AA Edit | Tamil Nadu’s Vijay seeks a place on Dravidian turf
When lakhs and lakhs of youth set out from their homes all over the State to V Salai, an obscure village in Tamil Nadu’s Villupuram district on Sunday, braving the boiling sun, none of them knew what was in store for them at the ‘Victory Principles Conference’ called by their matinee idol Vijay, who has taken a new avatar as political leader. For, everything about the conference was kept concealed other than the fact that Vijay will be present in flesh and blood, which promised the hordes of women and men of impressionable age, a rendezvous with their celluloid icon. Otherwise even after the meeting opened with hype and excitement, there wasn’t anything substantial that it offered to the State’s quintessential polity.
Vijay’s political ambition is not anything new. Over the years, even as he was looking for his glorious spot under the klieg light, he was also openly aspiring for a career in politics. After years of planning, reluctance, and procrastination, he took the plunge, much to the delight of his fans who had overnight become political workers, owing allegiance to a party that is all set to field candidates in the State Assembly elections in 2026. Since Vijay’s earlier forays into the political ramparts had been few and far between and muted, and not even his fans knew what his ideological moorings were.

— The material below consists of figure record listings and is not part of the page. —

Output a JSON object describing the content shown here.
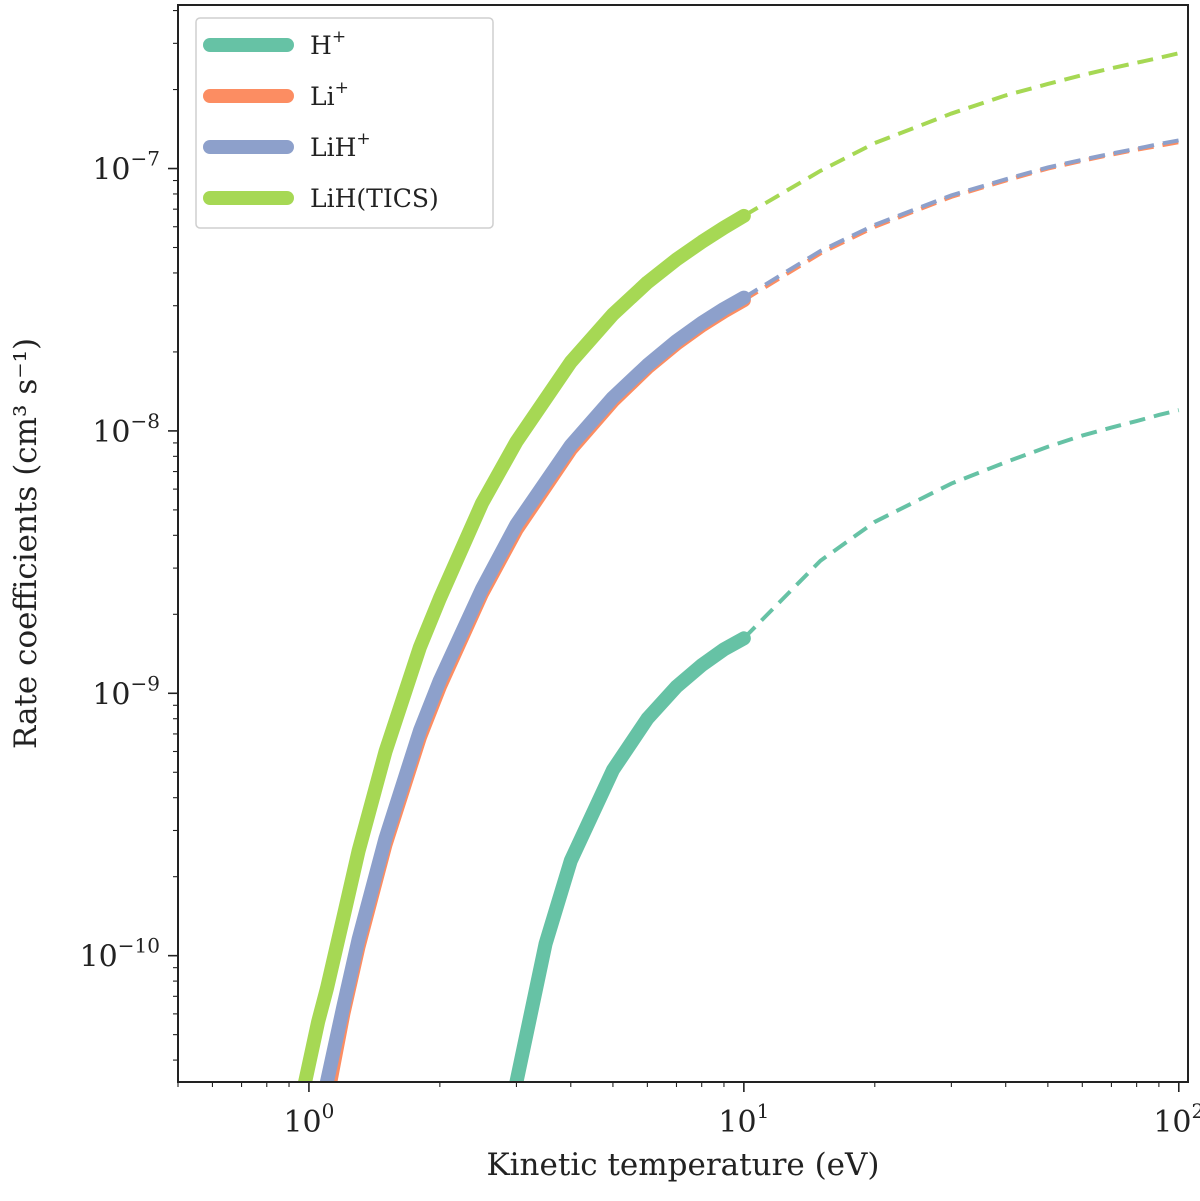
{
  "chart_data": {
    "type": "line",
    "title": "",
    "xlabel": "Kinetic temperature (eV)",
    "ylabel": "Rate coefficients (cm³ s⁻¹)",
    "xscale": "log",
    "yscale": "log",
    "xlim": [
      0.5,
      105
    ],
    "ylim": [
      3.3e-11,
      4.2e-07
    ],
    "grid": false,
    "legend_position": "top-left",
    "x_tick_labels": [
      {
        "base": "10",
        "exp": "0",
        "value": 1
      },
      {
        "base": "10",
        "exp": "1",
        "value": 10
      },
      {
        "base": "10",
        "exp": "2",
        "value": 100
      }
    ],
    "y_tick_labels": [
      {
        "base": "10",
        "exp": "−10",
        "value": 1e-10
      },
      {
        "base": "10",
        "exp": "−9",
        "value": 1e-09
      },
      {
        "base": "10",
        "exp": "−8",
        "value": 1e-08
      },
      {
        "base": "10",
        "exp": "−7",
        "value": 1e-07
      }
    ],
    "series": [
      {
        "name": "H",
        "name_sup": "+",
        "color": "#66c2a5",
        "solid": {
          "x": [
            3.0,
            3.5,
            4.0,
            5.0,
            6.0,
            7.0,
            8.0,
            9.0,
            10.0
          ],
          "y": [
            3.3e-11,
            1.11e-10,
            2.3e-10,
            5.1e-10,
            8e-10,
            1.06e-09,
            1.28e-09,
            1.47e-09,
            1.62e-09
          ]
        },
        "dashed": {
          "x": [
            10,
            15,
            20,
            30,
            40,
            50,
            60,
            70,
            80,
            90,
            100
          ],
          "y": [
            1.62e-09,
            3.2e-09,
            4.5e-09,
            6.3e-09,
            7.6e-09,
            8.7e-09,
            9.6e-09,
            1.03e-08,
            1.09e-08,
            1.15e-08,
            1.2e-08
          ]
        }
      },
      {
        "name": "Li",
        "name_sup": "+",
        "color": "#fc8d62",
        "solid": {
          "x": [
            1.12,
            1.2,
            1.3,
            1.5,
            1.8,
            2.0,
            2.5,
            3.0,
            4.0,
            5.0,
            6.0,
            7.0,
            8.0,
            9.0,
            10.0
          ],
          "y": [
            3.3e-11,
            6e-11,
            1.08e-10,
            2.65e-10,
            6.8e-10,
            1.06e-09,
            2.4e-09,
            4.2e-09,
            8.5e-09,
            1.3e-08,
            1.74e-08,
            2.15e-08,
            2.52e-08,
            2.85e-08,
            3.15e-08
          ]
        },
        "dashed": {
          "x": [
            10,
            15,
            20,
            30,
            40,
            50,
            60,
            70,
            80,
            90,
            100
          ],
          "y": [
            3.15e-08,
            4.75e-08,
            6e-08,
            7.8e-08,
            9e-08,
            1e-07,
            1.07e-07,
            1.13e-07,
            1.18e-07,
            1.22e-07,
            1.26e-07
          ]
        }
      },
      {
        "name": "LiH",
        "name_sup": "+",
        "color": "#8da0cb",
        "solid": {
          "x": [
            1.1,
            1.2,
            1.3,
            1.5,
            1.8,
            2.0,
            2.5,
            3.0,
            4.0,
            5.0,
            6.0,
            7.0,
            8.0,
            9.0,
            10.0
          ],
          "y": [
            3.3e-11,
            6.4e-11,
            1.15e-10,
            2.8e-10,
            7.2e-10,
            1.12e-09,
            2.5e-09,
            4.4e-09,
            8.8e-09,
            1.34e-08,
            1.78e-08,
            2.2e-08,
            2.58e-08,
            2.92e-08,
            3.22e-08
          ]
        },
        "dashed": {
          "x": [
            10,
            15,
            20,
            30,
            40,
            50,
            60,
            70,
            80,
            90,
            100
          ],
          "y": [
            3.22e-08,
            4.85e-08,
            6.1e-08,
            7.9e-08,
            9.1e-08,
            1.01e-07,
            1.08e-07,
            1.14e-07,
            1.19e-07,
            1.24e-07,
            1.28e-07
          ]
        }
      },
      {
        "name": "LiH(TICS)",
        "name_sup": "",
        "color": "#a6d854",
        "solid": {
          "x": [
            0.98,
            1.05,
            1.1,
            1.2,
            1.3,
            1.5,
            1.8,
            2.0,
            2.5,
            3.0,
            4.0,
            5.0,
            6.0,
            7.0,
            8.0,
            9.0,
            10.0
          ],
          "y": [
            3.3e-11,
            5.6e-11,
            7.5e-11,
            1.4e-10,
            2.5e-10,
            6e-10,
            1.5e-09,
            2.3e-09,
            5.3e-09,
            9.1e-09,
            1.83e-08,
            2.78e-08,
            3.68e-08,
            4.5e-08,
            5.25e-08,
            5.95e-08,
            6.6e-08
          ]
        },
        "dashed": {
          "x": [
            10,
            15,
            20,
            30,
            40,
            50,
            60,
            70,
            80,
            90,
            100
          ],
          "y": [
            6.6e-08,
            9.8e-08,
            1.25e-07,
            1.62e-07,
            1.9e-07,
            2.1e-07,
            2.27e-07,
            2.41e-07,
            2.53e-07,
            2.64e-07,
            2.75e-07
          ]
        }
      }
    ]
  }
}
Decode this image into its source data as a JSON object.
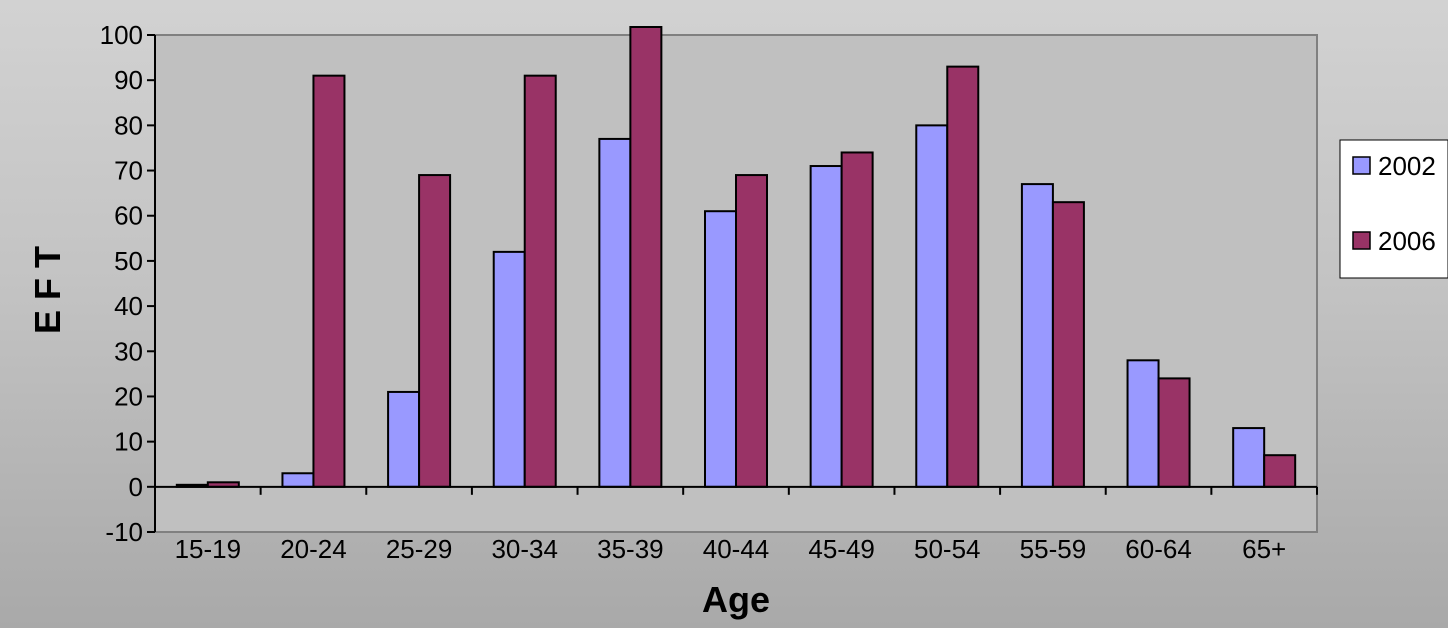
{
  "chart_data": {
    "type": "bar",
    "title": "",
    "xlabel": "Age",
    "ylabel": "E F T",
    "categories": [
      "15-19",
      "20-24",
      "25-29",
      "30-34",
      "35-39",
      "40-44",
      "45-49",
      "50-54",
      "55-59",
      "60-64",
      "65+"
    ],
    "series": [
      {
        "name": "2002",
        "color": "#9999ff",
        "values": [
          0,
          3,
          21,
          52,
          77,
          61,
          71,
          80,
          67,
          28,
          13
        ]
      },
      {
        "name": "2006",
        "color": "#993366",
        "values": [
          1,
          91,
          69,
          91,
          102,
          69,
          74,
          93,
          63,
          24,
          7
        ]
      }
    ],
    "ylim": [
      -10,
      100
    ],
    "yticks": [
      -10,
      0,
      10,
      20,
      30,
      40,
      50,
      60,
      70,
      80,
      90,
      100
    ],
    "grid": false,
    "legend_position": "right",
    "plot_background": "#c0c0c0"
  }
}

Anyway, they set out to listen to his maiden political address for they should know for themselves the principles, aims and objectives of their own party and accept them as their guiding philosophy. It was a kind of blind political date for the young people, who had hitherto gone gung-ho over the films of Vijay. Living up to their expectations, the otherwise reticent Vijay broke into eloquence for about 45 minutes unveiling his policies, principles, views, ideologies, present peeves, and future action plans — among them was one to start a branch of the State Secretariat at Madurai, for whatever reason — that just gave rise to a sense of déjà vu.
To put it otherwise, there was nothing that came with a whiff of fresh air from the new party that was putting old wine in a new bottle. Or most of what he said he would do was nothing but the political rhetoric that the State has been hearing for over 60 years after the Dravidian rule. There was also nothing exciting about the conference, perhaps except for the ramp and the leader’s catwalk, picking up a flurry of shawls in party hues that were flung at him from the sides.
With no refreshing promise for the people who have seen too many such launches of new parties, whose harangue would raise hopes but fade into oblivion subsequently, a reading of the Biblical verses that gave us the ‘new wine in old bottle’ metaphor may help put things in perspective. Those verses go: And no one puts new wine into old wineskins. If he does, the new wine will burst the skins and it will be spilled, and the skins will be destroyed. But new wine must be put into fresh wineskins. And no one after drinking old wine desires new, for he says, ‘The old is good.’